Do any of you like musicals? Or maybe even classical music?
I love musicals and have a particular joy in hearing recurring motifs. Do you know what I mean? When you’re listening to the instrumental parts of the musical, a motif sneaks into a current piece that reminds you of a scene that happened earlier in the musical. Sometimes, it brings the emotions from that earlier scene into the current one and we, as the audience, are like “oh, that reminds me of…”
The Sound of Music, Hamilton, as well as so many other musicals are full of those little hints.
I thought about motifs this week when I was reading the Biblical Christmas story. Particularly when reading Matthew 1:23:
“Behold, the virgin shall conceive and bear a son, and they shall call his name Immanuel” (which means, God with us).
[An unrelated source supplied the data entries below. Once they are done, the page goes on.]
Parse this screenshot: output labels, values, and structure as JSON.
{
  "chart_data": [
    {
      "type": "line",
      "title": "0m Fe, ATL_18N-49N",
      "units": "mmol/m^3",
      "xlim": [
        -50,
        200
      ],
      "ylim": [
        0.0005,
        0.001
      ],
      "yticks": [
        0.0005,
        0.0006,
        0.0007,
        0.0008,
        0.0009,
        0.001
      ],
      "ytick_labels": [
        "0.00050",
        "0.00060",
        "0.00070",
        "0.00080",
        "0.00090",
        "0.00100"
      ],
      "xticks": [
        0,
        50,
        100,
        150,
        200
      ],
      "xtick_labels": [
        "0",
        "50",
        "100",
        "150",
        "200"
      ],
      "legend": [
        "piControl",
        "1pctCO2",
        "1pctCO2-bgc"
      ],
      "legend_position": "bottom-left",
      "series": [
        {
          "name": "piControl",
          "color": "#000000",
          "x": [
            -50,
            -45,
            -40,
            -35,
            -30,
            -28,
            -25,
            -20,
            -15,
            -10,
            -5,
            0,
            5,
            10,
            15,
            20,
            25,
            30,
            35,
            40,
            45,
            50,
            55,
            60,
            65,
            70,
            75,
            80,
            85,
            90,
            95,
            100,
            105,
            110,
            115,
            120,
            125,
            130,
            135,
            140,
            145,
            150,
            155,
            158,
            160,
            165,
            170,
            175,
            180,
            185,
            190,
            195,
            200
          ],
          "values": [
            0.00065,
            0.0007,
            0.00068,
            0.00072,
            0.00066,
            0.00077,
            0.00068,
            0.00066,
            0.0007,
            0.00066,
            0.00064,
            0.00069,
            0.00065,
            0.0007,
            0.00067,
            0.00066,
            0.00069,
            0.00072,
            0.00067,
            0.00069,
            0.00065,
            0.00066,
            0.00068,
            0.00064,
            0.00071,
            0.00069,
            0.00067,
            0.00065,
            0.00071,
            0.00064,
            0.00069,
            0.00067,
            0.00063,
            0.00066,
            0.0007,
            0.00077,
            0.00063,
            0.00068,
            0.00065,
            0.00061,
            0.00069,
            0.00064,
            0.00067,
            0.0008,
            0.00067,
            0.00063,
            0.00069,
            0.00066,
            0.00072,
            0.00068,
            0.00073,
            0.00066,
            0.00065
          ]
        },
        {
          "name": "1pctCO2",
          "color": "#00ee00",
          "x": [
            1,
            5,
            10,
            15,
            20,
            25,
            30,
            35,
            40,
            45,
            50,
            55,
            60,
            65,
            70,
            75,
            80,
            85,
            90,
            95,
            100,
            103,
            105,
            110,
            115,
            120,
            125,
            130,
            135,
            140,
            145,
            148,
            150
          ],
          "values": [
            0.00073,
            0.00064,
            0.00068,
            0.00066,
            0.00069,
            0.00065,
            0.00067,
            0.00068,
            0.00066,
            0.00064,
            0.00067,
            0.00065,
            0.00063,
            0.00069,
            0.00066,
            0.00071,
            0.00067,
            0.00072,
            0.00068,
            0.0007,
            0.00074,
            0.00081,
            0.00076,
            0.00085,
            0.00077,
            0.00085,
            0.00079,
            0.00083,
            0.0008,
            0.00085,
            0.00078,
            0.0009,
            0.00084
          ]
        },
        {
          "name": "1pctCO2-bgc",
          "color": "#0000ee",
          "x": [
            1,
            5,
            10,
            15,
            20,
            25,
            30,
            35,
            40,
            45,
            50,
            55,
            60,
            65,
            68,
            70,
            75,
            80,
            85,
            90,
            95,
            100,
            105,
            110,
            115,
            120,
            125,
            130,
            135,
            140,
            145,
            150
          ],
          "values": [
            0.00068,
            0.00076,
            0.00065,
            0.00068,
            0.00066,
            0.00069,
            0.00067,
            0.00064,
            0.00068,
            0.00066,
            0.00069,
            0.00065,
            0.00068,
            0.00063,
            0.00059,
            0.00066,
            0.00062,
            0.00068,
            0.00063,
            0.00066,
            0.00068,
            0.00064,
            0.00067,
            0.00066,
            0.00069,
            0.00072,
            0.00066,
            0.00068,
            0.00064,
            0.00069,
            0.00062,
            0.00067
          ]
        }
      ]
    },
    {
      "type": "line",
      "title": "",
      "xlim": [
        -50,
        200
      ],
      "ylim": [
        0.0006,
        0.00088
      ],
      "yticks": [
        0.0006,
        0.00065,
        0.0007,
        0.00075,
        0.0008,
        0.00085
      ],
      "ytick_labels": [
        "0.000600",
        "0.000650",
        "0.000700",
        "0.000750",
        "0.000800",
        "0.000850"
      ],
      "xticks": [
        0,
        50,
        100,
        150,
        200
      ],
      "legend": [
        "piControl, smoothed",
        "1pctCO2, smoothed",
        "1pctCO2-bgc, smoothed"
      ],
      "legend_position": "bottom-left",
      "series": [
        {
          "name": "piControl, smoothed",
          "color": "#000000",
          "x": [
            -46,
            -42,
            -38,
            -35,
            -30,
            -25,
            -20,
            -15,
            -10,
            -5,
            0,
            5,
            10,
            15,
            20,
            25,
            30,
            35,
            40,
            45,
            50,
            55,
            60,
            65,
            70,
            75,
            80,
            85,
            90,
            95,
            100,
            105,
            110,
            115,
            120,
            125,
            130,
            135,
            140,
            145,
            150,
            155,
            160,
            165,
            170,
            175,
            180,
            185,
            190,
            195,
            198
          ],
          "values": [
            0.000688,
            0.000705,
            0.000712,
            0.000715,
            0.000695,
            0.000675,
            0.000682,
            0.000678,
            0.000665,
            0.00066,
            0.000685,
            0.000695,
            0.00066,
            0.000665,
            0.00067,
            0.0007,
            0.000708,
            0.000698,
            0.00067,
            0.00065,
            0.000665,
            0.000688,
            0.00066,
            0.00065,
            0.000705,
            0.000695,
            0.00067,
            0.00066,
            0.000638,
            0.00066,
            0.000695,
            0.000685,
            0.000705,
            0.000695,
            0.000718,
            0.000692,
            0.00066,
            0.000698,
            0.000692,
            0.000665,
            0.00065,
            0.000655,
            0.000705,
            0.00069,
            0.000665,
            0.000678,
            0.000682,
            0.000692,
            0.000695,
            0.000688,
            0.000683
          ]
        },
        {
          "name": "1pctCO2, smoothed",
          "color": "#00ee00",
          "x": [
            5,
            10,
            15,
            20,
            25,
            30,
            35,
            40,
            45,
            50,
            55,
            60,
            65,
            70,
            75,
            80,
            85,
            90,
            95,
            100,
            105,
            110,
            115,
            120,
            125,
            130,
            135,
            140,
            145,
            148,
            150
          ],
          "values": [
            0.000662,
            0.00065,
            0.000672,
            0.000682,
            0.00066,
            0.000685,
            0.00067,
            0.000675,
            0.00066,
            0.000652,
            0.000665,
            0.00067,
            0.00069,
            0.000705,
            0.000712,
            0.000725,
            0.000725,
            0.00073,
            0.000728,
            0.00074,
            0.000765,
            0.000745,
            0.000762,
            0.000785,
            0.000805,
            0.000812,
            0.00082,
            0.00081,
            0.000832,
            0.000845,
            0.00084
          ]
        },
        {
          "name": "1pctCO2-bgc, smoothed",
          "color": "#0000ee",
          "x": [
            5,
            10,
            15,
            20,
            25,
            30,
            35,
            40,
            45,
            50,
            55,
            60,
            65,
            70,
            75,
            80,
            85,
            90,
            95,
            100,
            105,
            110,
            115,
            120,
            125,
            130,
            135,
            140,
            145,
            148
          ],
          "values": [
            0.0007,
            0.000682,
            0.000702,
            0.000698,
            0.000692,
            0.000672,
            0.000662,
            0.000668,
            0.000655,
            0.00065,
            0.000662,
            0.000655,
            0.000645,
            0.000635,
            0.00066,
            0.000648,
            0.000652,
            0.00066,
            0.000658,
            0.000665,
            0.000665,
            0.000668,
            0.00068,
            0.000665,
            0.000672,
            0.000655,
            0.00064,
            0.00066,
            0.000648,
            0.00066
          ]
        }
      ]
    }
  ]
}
As profound as this verse is (and should be), the idea of God being with his people is not a “new” idea in Matthew 1. In fact, there a numerous verses about God being with his people from Isaiah 41:10, Joshua 1:9, Deuteronomy 31:6, and the well-known Psalm 23 (verse 4 in particular) all the way into the New Testament where the announcement of Jesus’ birth to a young virgin named Mary and beyond.
Jesus himself continues the theme later in Matthew (Note, it’s Matthew again. Coincidence? I think not!) In Matthew 28:20, Jesus is ascending after his resurrection and says, “And behold, I am with you always, to the end of the age.”
Interesting that in the first chapter of Matthew and the last chapter, we have this idea repeated. God with us.
A motif, of sorts, right? When Jesus mentions this about himself at the end of Matthew, it causes me to harken back to Matthew 1 when the angel starts off Jesus’ earthly story with the same theme. Kind of like God is just reminding everyone, “I was with you at the beginning and I’m going to be with you always. I mean it.”
If we really think about this idea of God being with us, it’s rather mind-boggling.
- God – the Creator of the Universe whose mere words brought life, space, earth, and everything else into existence. His WORDs created, ordered, and beautified all we see and know (and many things we can’t see or know). THIS is the being who is with us. Who holds our souls, who heals our broken-heartedness, who understands our sorrows, who makes our paths straight, who loves us. And the same power within his WORDS came into “flesh” in the birth of Jesus. Whoa!
- With – The Free Dictionary Online defines “with” as “in the company of” or “alongside”. It’s also important to note it is in present tense, not past or future, especially if we refer to Jesus’ statement “I AM with you always”. There’s no qualifier for when Jesus is with us. He means…Right now. Wherever we are and in whatever circumstances we find ourselves. He is WITH us. Romans 8:38-39 reminds us, “For I am sure that neither death nor life, nor angels nor rulers, nor things present nor things to come, nor powers, nor height nor depth, nor anything else in all creation, will be able to separate us from the love of God in Christ Jesus our Lord.” So when God is with us, He is ALWAYS with us. Everywhere. We are never alone, lost, forgotten, too far gone, or out of his reach. He is always present with us.
- Us – Who is us? Our pastor brought the reminder this past weekend at our church’s Christmas concert. Perhaps, we can look a little farther in the Christmas story at a spectacular nocturnal visit to a bunch of outcast shepherds near Bethlehem (at some point, we should talk about the importance of God choosing shepherds to hear this first birth announcement.) :-). The host of angels sings to the shepherds, “Glory to God in the highest, and on earth peace among those with whom he is pleased!” (ESV) Hmm, who are those? His kids. Those who are a part of God’s family. Those who have been called, saved, born-again—whichever word you choose to use—are the ones who not only say God is Creator and King, but also call him “Father”. His special love for His kids give us assurance of His constancy, care, and continual closeness to us, no matter the circumstances.
It’s a wonderful reminder this time of year, maybe especially after the past two years we’ve all lived through, to remember that God is not some distant, uninvolved ruler, but throughout history He has come to His people to show his love and rescue them. The culmination of millennia of God’s fingerprints throughout history comes in the very real fingerprints of “God in flesh” as a baby in Bethlehem born to provide the ultimate rescue of God’s kids.